Another thing Guenther’s 2011 report said would help was backing from an environmental group, something that remains a scarce commodity.
Groups worried about corporations commandeering potato genes a decade ago remain no less alarmed.
Bill Freese, science-policy analyst with Washington, D.C.-based Center for Food Safety, said Simplot’s potatoes join a litany of other genetically engineered crops that don’t face rigorous-enough USDA or FDA testing.
While Simplot’s Baker said 20 field trials demonstrate Innate potatoes exhibit characteristics virtually identical to their unmodified cousins, Freese painted a darker picture: Genetic engineering is a noisy, unpredictable process, where the best-intentioned genome tinkering could be accompanied by unforeseen effects on human health and the environment.
Freese said the absence of long-term animal feeding trials and labeling requirements is also cause for worry, since potatoes are staple crops people eat directly.
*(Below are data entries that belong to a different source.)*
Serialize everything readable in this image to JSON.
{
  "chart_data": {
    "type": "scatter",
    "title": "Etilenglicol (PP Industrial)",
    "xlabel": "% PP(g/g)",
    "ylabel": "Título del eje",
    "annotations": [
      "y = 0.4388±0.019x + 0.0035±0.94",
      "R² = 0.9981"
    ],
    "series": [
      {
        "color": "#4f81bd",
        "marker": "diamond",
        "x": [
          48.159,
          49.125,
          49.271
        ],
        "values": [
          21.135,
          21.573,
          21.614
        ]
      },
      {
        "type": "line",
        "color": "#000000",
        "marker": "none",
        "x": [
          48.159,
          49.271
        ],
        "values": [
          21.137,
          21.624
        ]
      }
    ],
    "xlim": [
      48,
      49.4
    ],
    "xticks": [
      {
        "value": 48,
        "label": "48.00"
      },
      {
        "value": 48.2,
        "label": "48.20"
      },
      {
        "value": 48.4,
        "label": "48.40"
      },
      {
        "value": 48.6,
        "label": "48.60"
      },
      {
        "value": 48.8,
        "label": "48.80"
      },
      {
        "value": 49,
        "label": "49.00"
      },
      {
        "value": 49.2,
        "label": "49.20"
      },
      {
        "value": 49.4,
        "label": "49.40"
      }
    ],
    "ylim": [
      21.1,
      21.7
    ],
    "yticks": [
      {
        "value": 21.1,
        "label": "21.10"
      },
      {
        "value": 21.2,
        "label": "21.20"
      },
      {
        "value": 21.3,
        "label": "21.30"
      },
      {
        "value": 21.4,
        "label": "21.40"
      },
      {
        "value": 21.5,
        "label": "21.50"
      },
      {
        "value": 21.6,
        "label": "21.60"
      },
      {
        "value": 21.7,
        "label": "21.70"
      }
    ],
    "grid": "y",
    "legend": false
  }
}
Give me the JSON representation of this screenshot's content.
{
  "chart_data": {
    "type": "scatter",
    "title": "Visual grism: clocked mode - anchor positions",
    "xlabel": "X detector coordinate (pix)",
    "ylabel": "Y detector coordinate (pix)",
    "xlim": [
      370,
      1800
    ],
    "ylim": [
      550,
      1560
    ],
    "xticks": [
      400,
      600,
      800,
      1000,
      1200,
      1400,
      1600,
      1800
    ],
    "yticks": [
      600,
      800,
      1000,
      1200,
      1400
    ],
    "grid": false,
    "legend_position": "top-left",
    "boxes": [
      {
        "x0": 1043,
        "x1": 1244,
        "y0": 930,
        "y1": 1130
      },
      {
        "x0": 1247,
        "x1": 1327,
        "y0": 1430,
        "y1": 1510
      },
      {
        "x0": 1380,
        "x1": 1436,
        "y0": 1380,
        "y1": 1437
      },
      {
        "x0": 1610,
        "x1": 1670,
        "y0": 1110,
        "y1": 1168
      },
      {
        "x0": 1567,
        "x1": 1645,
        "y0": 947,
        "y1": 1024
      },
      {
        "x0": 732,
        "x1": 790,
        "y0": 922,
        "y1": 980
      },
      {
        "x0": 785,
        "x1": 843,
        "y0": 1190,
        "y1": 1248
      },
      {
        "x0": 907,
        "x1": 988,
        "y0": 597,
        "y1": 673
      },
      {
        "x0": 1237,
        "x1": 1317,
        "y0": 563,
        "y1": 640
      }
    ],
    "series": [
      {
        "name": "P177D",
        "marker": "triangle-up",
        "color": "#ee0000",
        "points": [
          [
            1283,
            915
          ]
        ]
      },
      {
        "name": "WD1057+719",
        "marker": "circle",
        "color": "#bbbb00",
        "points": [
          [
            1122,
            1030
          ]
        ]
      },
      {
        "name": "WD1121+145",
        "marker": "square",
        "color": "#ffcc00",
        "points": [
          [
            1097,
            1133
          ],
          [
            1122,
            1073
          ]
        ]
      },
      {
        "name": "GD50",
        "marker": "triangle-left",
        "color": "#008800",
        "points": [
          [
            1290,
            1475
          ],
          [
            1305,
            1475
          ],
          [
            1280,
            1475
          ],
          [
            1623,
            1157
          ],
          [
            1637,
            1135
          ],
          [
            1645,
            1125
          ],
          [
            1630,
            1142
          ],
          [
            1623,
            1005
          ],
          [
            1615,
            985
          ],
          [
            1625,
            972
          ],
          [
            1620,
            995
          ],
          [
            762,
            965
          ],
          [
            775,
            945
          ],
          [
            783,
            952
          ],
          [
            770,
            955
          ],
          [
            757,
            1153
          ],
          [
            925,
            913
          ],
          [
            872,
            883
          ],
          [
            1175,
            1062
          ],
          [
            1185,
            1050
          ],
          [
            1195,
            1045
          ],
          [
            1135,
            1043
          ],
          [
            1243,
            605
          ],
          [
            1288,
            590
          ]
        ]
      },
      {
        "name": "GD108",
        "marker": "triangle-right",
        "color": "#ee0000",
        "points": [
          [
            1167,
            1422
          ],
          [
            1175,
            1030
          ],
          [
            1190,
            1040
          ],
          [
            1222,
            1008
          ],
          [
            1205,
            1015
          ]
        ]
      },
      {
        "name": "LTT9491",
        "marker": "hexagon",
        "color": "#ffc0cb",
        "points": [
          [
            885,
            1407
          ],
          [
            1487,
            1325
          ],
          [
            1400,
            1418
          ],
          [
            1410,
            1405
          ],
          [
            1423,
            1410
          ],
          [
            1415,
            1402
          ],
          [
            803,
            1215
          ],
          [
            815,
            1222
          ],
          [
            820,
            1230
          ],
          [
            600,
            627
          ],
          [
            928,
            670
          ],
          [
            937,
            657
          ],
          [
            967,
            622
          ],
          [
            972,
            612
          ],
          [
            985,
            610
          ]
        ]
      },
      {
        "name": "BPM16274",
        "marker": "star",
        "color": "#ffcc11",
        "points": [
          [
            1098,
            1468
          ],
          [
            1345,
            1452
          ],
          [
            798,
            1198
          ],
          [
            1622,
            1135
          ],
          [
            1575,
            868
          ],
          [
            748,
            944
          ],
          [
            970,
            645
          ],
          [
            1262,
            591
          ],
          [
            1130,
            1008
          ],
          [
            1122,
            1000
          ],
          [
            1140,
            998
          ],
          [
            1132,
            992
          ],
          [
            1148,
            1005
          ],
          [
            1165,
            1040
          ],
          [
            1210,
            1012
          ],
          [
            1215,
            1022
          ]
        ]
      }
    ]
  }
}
Freese predicted Innate potatoes will fail, just like Monsanto’s did.
“The question is why do they continue to so miscalculate public perception?” he said. “The biotech approach is to change the food on a genetic level in quite frankly risky ways with inadequate regulation to adapt a crop to an industrial food system that’s really unhealthy in so many ways.”
Simplot’s Baker pointed to the FDA, which says genetically engineered foods it reviews meet the same safety requirements as those from traditionally-bred plants. “The nutrients and allergens are no different from conventional potatoes,” he said.